FOUR statues including a seven-foot-tall wooden deer have been vandalised in a park just two months after they were installed. 

The Friends of Wickford Memorial Park spent £4,000 and two years working on an animal trail that included a series of wood-carved animal statues scattered across the park for children to enjoy. 

On Saturday, vandals targeted the statues toppling the centrepiece deer alongside an owl, fox and kingfisher.

Statue - The deer statue Statue - The deer statue (Image: Kim Oakes)

 

The statues are held in place on a base by six-foot metal rods which have been snapped by the vandals. 

 Volunteers spent more than £4,000 raised through grants and fundraising and have been left furious by the incident. 

Friends of Wickford Memorial Park chairman Kim Oakes said: “The statues have been targeted; one is still okay, but we will be taking it out.

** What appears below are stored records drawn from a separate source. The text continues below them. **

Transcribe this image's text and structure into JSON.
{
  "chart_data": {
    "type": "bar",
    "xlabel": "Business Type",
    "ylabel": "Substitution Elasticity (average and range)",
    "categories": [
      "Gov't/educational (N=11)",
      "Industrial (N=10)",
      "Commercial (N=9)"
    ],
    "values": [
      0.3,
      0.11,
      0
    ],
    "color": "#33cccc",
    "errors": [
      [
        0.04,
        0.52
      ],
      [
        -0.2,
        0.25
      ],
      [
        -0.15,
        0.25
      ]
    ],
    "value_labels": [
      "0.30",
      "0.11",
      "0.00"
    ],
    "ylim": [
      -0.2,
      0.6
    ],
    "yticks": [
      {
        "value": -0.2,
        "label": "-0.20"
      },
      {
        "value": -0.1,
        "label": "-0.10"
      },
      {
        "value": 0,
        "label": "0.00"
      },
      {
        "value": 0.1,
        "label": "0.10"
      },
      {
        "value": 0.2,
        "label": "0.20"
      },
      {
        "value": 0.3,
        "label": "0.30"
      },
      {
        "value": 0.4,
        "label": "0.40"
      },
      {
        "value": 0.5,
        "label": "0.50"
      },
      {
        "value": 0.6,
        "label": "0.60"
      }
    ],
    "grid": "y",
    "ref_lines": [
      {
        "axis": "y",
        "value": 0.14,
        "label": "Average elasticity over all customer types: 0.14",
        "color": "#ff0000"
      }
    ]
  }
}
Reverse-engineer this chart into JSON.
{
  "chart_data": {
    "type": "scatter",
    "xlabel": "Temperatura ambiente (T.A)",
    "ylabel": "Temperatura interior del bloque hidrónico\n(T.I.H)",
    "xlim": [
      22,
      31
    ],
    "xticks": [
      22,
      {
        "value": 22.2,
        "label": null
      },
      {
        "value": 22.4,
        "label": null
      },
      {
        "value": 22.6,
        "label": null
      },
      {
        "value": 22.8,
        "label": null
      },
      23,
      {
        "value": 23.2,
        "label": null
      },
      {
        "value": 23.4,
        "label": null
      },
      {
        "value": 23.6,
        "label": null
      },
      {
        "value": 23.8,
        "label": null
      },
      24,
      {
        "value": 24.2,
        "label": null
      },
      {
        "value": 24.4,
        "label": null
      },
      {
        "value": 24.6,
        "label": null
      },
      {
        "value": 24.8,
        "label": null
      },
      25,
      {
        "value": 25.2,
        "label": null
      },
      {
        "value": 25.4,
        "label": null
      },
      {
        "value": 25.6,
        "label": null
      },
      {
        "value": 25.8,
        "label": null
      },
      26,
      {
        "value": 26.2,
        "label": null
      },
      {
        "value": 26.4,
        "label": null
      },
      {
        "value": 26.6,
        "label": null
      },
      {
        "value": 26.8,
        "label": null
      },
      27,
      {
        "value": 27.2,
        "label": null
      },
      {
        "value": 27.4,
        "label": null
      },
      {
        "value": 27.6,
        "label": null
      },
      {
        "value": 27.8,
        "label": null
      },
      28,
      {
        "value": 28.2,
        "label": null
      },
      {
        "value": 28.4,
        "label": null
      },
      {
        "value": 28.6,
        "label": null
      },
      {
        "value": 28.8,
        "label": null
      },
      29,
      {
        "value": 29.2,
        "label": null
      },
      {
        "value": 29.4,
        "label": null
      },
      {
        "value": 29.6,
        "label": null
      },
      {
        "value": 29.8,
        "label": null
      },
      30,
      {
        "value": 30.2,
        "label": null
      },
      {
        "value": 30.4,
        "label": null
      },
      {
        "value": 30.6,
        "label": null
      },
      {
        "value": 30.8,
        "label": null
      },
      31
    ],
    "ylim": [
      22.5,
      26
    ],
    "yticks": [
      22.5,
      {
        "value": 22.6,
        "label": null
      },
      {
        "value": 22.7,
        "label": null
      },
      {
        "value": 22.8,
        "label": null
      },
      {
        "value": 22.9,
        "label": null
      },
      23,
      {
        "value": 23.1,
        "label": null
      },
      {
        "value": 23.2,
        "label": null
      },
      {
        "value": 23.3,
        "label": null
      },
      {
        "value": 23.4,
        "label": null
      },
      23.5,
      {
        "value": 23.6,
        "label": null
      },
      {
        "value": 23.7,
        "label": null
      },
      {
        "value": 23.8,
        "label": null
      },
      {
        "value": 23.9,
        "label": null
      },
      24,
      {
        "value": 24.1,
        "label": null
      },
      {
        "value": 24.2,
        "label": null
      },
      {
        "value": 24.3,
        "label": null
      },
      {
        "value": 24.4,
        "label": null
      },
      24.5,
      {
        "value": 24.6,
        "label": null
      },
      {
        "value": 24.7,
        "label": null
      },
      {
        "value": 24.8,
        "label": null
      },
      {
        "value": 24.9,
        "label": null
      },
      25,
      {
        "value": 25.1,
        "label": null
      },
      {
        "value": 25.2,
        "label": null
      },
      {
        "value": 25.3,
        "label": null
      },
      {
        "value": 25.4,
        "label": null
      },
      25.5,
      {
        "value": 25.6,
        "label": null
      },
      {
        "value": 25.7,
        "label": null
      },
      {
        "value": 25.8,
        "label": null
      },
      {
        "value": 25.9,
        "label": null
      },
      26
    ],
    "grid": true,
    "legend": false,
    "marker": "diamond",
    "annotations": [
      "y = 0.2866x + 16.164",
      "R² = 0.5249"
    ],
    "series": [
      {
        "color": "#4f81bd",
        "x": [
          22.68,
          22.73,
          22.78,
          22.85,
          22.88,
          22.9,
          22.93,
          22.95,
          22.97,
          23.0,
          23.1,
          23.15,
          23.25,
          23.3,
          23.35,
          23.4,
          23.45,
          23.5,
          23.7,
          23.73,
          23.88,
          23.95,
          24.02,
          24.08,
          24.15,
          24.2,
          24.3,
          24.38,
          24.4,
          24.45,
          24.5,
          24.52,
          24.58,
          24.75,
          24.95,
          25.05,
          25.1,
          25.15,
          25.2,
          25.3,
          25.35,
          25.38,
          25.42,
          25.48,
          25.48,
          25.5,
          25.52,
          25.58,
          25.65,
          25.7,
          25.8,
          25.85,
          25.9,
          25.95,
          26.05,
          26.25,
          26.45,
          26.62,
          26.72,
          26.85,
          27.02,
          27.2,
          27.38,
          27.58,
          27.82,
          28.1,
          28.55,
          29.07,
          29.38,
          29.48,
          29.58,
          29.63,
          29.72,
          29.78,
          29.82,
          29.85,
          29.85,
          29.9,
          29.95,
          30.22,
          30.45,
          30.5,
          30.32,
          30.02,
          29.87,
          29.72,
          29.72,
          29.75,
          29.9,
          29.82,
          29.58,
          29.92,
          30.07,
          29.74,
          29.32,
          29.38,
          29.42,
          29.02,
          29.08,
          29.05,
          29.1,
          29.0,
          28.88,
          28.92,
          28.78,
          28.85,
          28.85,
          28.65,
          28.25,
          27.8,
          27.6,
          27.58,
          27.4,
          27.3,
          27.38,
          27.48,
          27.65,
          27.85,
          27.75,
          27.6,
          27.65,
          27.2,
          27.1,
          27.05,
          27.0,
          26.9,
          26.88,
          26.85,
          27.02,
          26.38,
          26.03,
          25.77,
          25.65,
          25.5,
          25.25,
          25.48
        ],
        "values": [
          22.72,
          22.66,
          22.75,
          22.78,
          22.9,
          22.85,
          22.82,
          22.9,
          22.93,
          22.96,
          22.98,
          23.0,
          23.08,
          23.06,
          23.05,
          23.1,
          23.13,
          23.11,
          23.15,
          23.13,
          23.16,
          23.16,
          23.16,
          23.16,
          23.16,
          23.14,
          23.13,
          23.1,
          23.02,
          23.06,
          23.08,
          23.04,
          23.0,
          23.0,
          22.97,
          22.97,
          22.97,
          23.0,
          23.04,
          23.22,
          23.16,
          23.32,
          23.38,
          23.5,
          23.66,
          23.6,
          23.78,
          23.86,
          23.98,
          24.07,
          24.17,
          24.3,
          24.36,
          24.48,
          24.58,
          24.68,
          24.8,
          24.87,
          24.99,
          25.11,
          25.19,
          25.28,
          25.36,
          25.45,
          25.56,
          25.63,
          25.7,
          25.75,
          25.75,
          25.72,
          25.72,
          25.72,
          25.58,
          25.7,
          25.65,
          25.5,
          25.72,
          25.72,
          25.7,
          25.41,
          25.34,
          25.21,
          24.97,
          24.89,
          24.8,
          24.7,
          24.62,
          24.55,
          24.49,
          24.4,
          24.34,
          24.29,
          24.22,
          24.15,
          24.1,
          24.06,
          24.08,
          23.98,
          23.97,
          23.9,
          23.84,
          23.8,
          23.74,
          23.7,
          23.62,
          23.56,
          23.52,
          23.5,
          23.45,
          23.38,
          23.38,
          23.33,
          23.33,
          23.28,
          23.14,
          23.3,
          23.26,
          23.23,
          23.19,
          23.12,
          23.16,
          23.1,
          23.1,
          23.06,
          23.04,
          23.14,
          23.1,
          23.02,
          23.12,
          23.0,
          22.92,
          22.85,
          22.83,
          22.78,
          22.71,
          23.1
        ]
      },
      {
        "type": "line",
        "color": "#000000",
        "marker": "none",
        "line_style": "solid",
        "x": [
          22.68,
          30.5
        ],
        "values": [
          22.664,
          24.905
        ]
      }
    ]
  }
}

“These statues took two years to install and cost £4000, we do quiz nights, and it is purely volunteer fundraising. The council installed them for us and we didn’t incur expense because we worked in partnership with them, it was to be an asset.

“It was ready for the summer holidays and the park staff are upset, it was a project to get people into the park and we are furious and saddened they have been targeted.

“We can put them up again, but will they push them over again?”

 

Fallen - The fallen damaged deer statue Fallen - The fallen damaged deer statue (Image: Kim Oakes)

The volunteers are now contemplating whether it is worth the time and effort to re-install the statues. 

Kim added: “The time and effort and love we put in for children, to create a woodland carved animal trail was done for them with love and some toerag pushed them all down.

“My husband said he wants to leave Wickford; I am chair of the volunteers and I have done it for four years so I will pick myself up again but sometimes you wonder if someone else will come along.

“We can’t have anything nice.”

The woodland animals were fixed to the ground with six-foot steel rods and the deer sculpture required a crane to be installed, leaving Kim wondering how the damage happened.

“A concerted effort to push them off their bases was made,” she said.